Zwar mag der Gedanke naheliegen, deshalb bevorzugt Singles auf die Reise zu schicken, aber Al Holland hat die Erfahrung gemacht, dass sich der Kontakt zu den Angehörigen positiv aufs Durchhaltevermögen auswirkt: Der Nasa-Psychologe war als Berater zugegen, als im Sommer 2010 in Chile 33 Bergleute bei einem Grubenunglück 69 Tage lang eingeschlossen waren. Holland ist die zentrale Figur der fesselnden deutsch-israelischen Dokumentation „Allein im All“, er war schon bei der Nasa, als US-Präsident Reagan vor knapp vierzig Jahren den geplanten Bau einer Weltraumstation verkündete.

Mithilfe zweier Astronautinnen beschreibt Regisseur Ido Mizrahy, wie es sich anfühlt, die Familie zurückzulassen. Cady Coleman, 62, war vor gut zwei Jahrzehnten ein halbes Jahr lang an Bord der Internationalen Raumstation (ISS), ihr Sohn war damals noch ein kleiner Junge. Der Film zeigt berührende Bilder ihrer Videogespräche. Die frühere U-Boot-Offizierin Kayla Barron (34) war ebenfalls auf der ISS, sie gehört zum Artemis-Programm der Nasa und ist eine Kandidatin für die geplanten Mondflüge. Sie könnte die erste Frau auf dem Mond werden. Vielleicht fliegt sie eines Tages auch zum Mars. Kayla und Ehemann Tom, ebenfalls Soldat, sind es zwar gewohnt, eine Fernbeziehung zu führen, aber drei Jahre? Wie lässt sich der gemeinsame Kinderwunsch mit den Reiseplänen vereinbaren?

Es ist diese emotionale Ebene, die den Reiz von „Allein im All“ ausmacht. Im Vordergrund stehen nicht technische Aspekte, die berechnet werden können, sondern eine unberechenbare Schwachstelle: Wie kommt die Crew mit der Einsamkeit zurecht?

Anders als auf der ISS oder damals in Chile wird Kommunikation in Echtzeit wegen der enormen Entfernung nicht möglich sein. Außerdem kann die Verbindung auch mal für längere Zeit ausfallen. Daher sind Alternativen ersonnen worden, etwa der Austausch in einer virtuellen Realität.
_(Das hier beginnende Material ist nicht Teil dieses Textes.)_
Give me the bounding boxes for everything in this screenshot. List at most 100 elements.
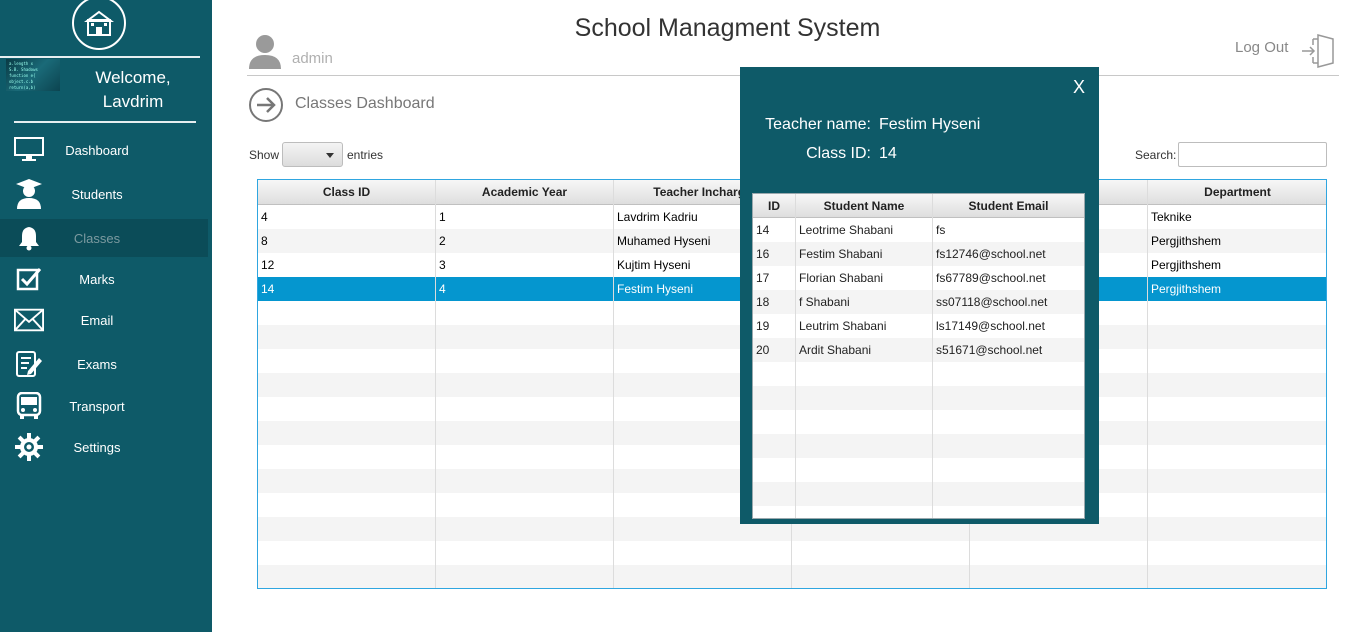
table-row <box>753 506 1084 518</box>
sidebar-item-label: Classes <box>73 230 121 246</box>
entries-label: entries <box>347 148 384 162</box>
sidebar-item-dashboard[interactable]: Dashboard <box>0 131 208 169</box>
teacher-name-value: Festim Hyseni <box>879 116 981 133</box>
logout-button[interactable]: Log Out <box>1235 39 1288 56</box>
table-row[interactable]: 14 Leotrime Shabani fs <box>753 218 1084 242</box>
students-table[interactable]: ID Student Name Student Email 14 Leotrime S… <box>752 193 1085 519</box>
sidebar-item-exams[interactable]: Exams <box>0 345 208 383</box>
table-cell: Leutrim Shabani <box>799 319 887 333</box>
user-photo: a.length x S.B. Shadows function e{ obje… <box>6 59 60 91</box>
table-cell: 16 <box>756 247 770 261</box>
sidebar-item-students[interactable]: Students <box>0 175 208 213</box>
column-header[interactable]: Academic Year <box>436 180 614 205</box>
table-cell: 3 <box>439 258 446 272</box>
sidebar-item-marks[interactable]: Marks <box>0 260 208 298</box>
sidebar-item-email[interactable]: Email <box>0 301 208 339</box>
column-header[interactable]: Student Email <box>933 194 1084 218</box>
table-cell: Festim Shabani <box>799 247 883 261</box>
column-header[interactable]: ID <box>753 194 796 218</box>
app-title: School Managment System <box>574 14 881 42</box>
table-row <box>753 458 1084 482</box>
table-cell: f Shabani <box>799 295 850 309</box>
sidebar-item-label: Transport <box>69 398 125 414</box>
table-cell: 4 <box>439 282 446 296</box>
gear-icon <box>14 432 44 462</box>
table-cell: Florian Shabani <box>799 271 884 285</box>
monitor-icon <box>14 135 44 165</box>
table-cell: fs67789@school.net <box>936 271 1046 285</box>
arrow-right-circle-icon <box>248 87 284 128</box>
table-cell: 2 <box>439 234 446 248</box>
column-header[interactable]: Department <box>1148 180 1326 205</box>
table-row <box>258 565 1326 588</box>
sidebar-item-settings[interactable]: Settings <box>0 428 208 466</box>
column-header[interactable]: Student Name <box>796 194 933 218</box>
table-cell: 17 <box>756 271 770 285</box>
table-cell: ls17149@school.net <box>936 319 1045 333</box>
sidebar-divider <box>0 56 200 58</box>
bus-icon <box>14 391 44 421</box>
table-row <box>753 362 1084 386</box>
table-cell: Pergjithshem <box>1151 234 1222 248</box>
table-cell: Leotrime Shabani <box>799 223 894 237</box>
section-title: Classes Dashboard <box>295 95 435 112</box>
column-divider <box>795 194 796 518</box>
table-cell: fs <box>936 223 946 237</box>
sidebar-item-label: Settings <box>73 439 121 455</box>
table-row[interactable]: 19 Leutrim Shabani ls17149@school.net <box>753 314 1084 338</box>
table-cell: Pergjithshem <box>1151 282 1222 296</box>
class-id-value: 14 <box>879 145 897 162</box>
table-header: ID Student Name Student Email <box>753 194 1084 218</box>
column-divider <box>932 194 933 518</box>
table-row <box>753 434 1084 458</box>
search-input[interactable] <box>1178 142 1327 167</box>
table-row <box>753 482 1084 506</box>
checkbox-icon <box>14 264 44 294</box>
table-cell: 14 <box>756 223 770 237</box>
welcome-username: Lavdrim <box>102 92 164 111</box>
table-cell: 12 <box>261 258 275 272</box>
sidebar-item-label: Marks <box>79 271 115 287</box>
table-cell: 4 <box>261 210 268 224</box>
entries-select[interactable] <box>282 142 343 167</box>
table-cell: ss07118@school.net <box>936 295 1048 309</box>
envelope-icon <box>14 305 44 335</box>
table-row[interactable]: 18 f Shabani ss07118@school.net <box>753 290 1084 314</box>
table-cell: fs12746@school.net <box>936 247 1046 261</box>
column-header[interactable]: Class ID <box>258 180 436 205</box>
close-button[interactable]: X <box>1073 77 1085 98</box>
table-cell: 18 <box>756 295 770 309</box>
school-logo-icon <box>72 0 126 50</box>
user-icon <box>248 34 284 75</box>
sidebar-item-label: Exams <box>77 356 117 372</box>
table-row[interactable]: 16 Festim Shabani fs12746@school.net <box>753 242 1084 266</box>
sidebar-item-label: Students <box>71 186 123 202</box>
column-divider <box>1147 180 1148 588</box>
table-row <box>753 410 1084 434</box>
table-cell: Pergjithshem <box>1151 258 1222 272</box>
table-cell: 20 <box>756 343 770 357</box>
bell-icon <box>14 223 44 253</box>
table-row[interactable]: 20 Ardit Shabani s51671@school.net <box>753 338 1084 362</box>
table-cell: 1 <box>439 210 446 224</box>
column-divider <box>435 180 436 588</box>
sidebar-item-transport[interactable]: Transport <box>0 387 208 425</box>
table-cell: 8 <box>261 234 268 248</box>
teacher-name-label: Teacher name: <box>765 116 871 133</box>
chevron-down-icon <box>326 153 334 158</box>
table-cell: 14 <box>261 282 275 296</box>
sidebar-item-label: Email <box>80 312 114 328</box>
exam-icon <box>14 349 44 379</box>
table-row[interactable]: 17 Florian Shabani fs67789@school.net <box>753 266 1084 290</box>
table-cell: Ardit Shabani <box>799 343 872 357</box>
graduate-icon <box>14 179 44 209</box>
sidebar-item-classes[interactable]: Classes <box>0 219 208 257</box>
search-label: Search: <box>1135 148 1177 162</box>
table-row <box>258 541 1326 565</box>
sidebar-divider <box>14 121 196 123</box>
welcome-text: Welcome, Lavdrim <box>70 66 196 114</box>
table-cell: 19 <box>756 319 770 333</box>
class-id-label: Class ID: <box>806 145 871 162</box>
logout-icon[interactable] <box>1300 34 1336 73</box>
table-cell: Teknike <box>1151 210 1192 224</box>
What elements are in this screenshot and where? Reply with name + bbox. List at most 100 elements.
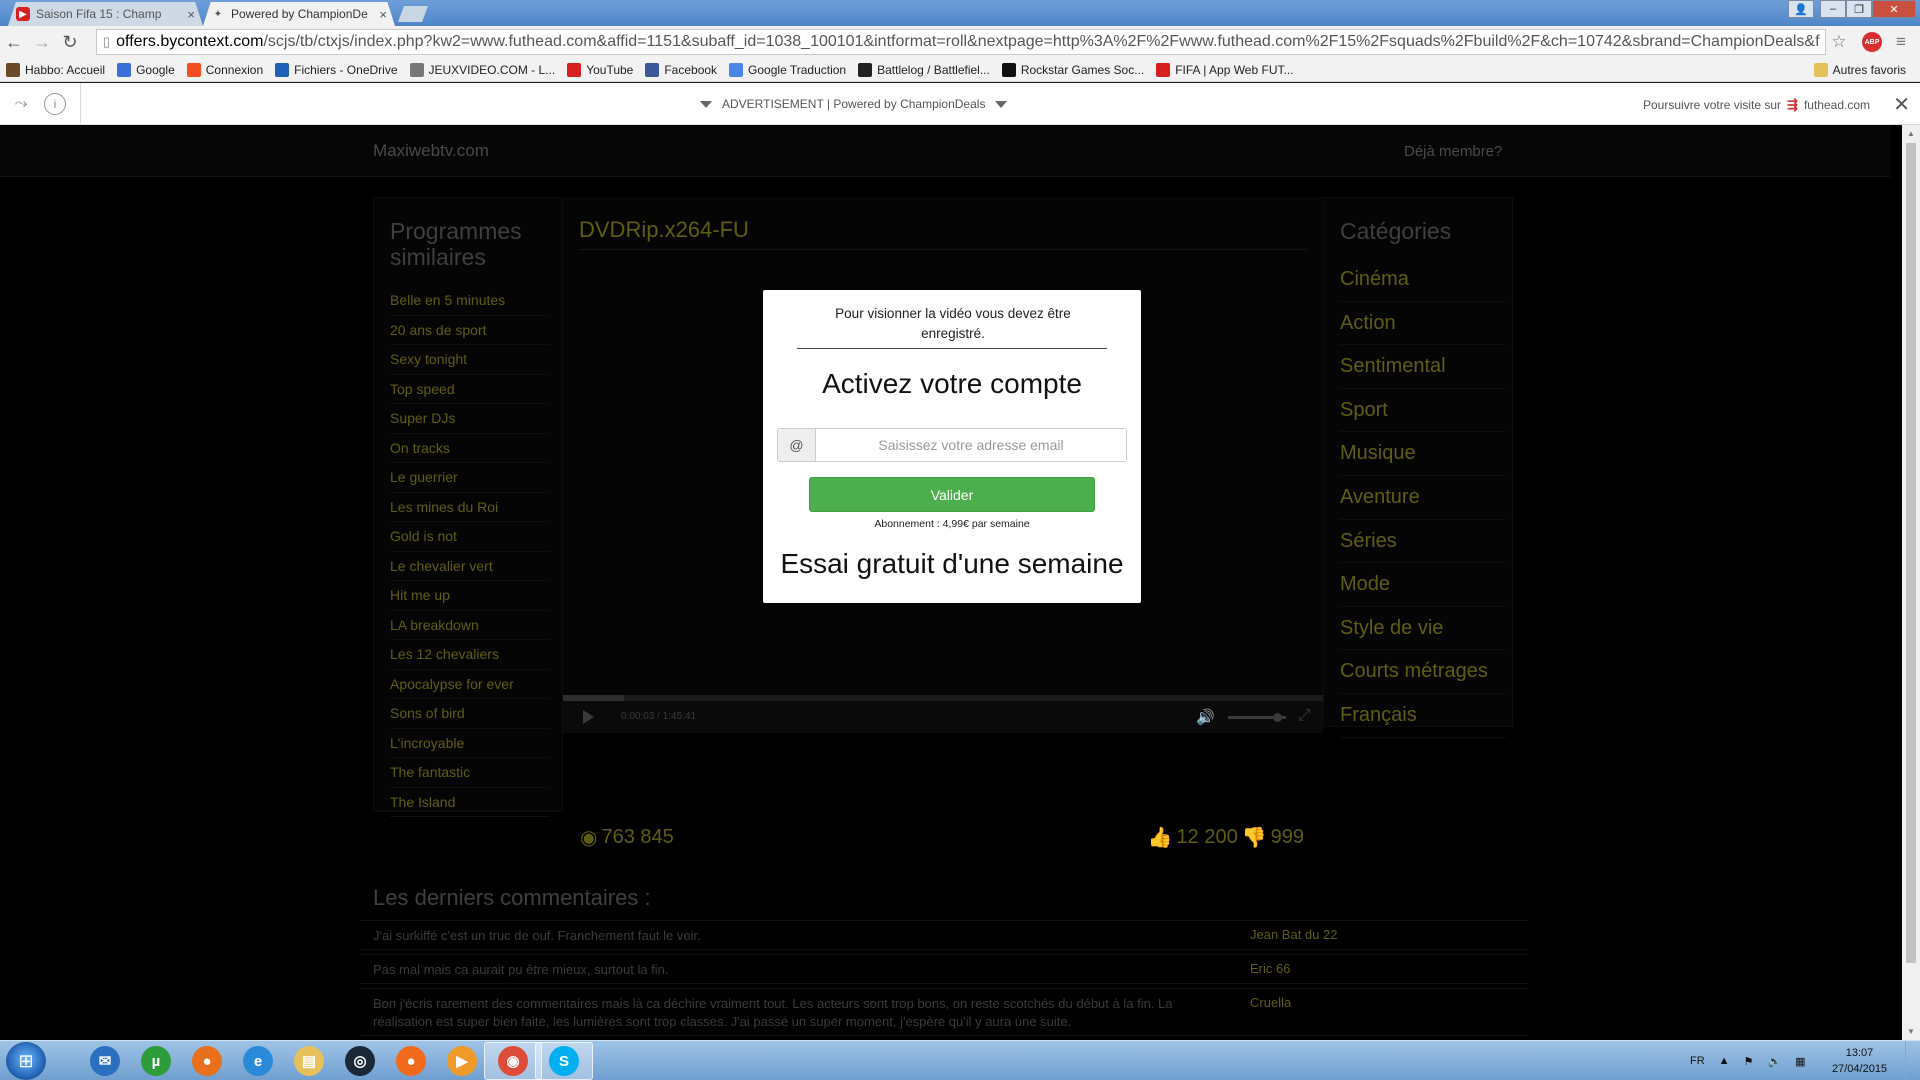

Schon jetzt haben die ISS-Reisenden die Möglichkeit, mit einer Künstlichen Intelligenz zu plaudern, wie die Esa-Astronauten Alexander Gerst und Matthias Maurer demonstrieren: Ein Bildschirm zeigt das stilisierte Gesicht von Roboterassistent Simon, dessen sanfte Stimme zu positiver Stimulation führen soll.

Ein Winterschlaf würde den Energieverbrauch senken

Der Anästhesist Alexander Choukèr (LMU München) könnte sich vorstellen, die Mars-Crew während ihrer Reise in eine Art Winterschlaf zu versetzen. Das künstliche Koma würde den Energieverbrauch senken und den Flug subjektiv verkürzen. Science-Fiction-Geschichten setzen gar auf eine Tiefkühlvariante, wobei allerdings regelmäßig nicht alle wieder aufwachen.

Der Tiefschlaf, in welcher Form auch immer, hat den Nachteil, dass die Reisenden anschließend von einer Vielzahl an politischen und persönlichen Nachrichten überflutet werden. Nach der Landung auf dem Mars dürften sich weitere Herausforderungen ergeben: Im Rahmen einer Simulation auf einem Testgelände ist schon mal der Ernstfall geprobt worden. Geplant waren acht Monate, aber das Experiment musste nach einer Woche abgebrochen werden: Als ein Mann durch einen Stromschlag verletzt wurde, zerstritt sich die Crew über die Frage, ob er ins Krankenhaus gebracht werden soll.

Leben im All / Allein im All: Der Samstagabend steht bei Arte ab 20.15 Uhr ganz im Zeichen der Weltraumfahrt.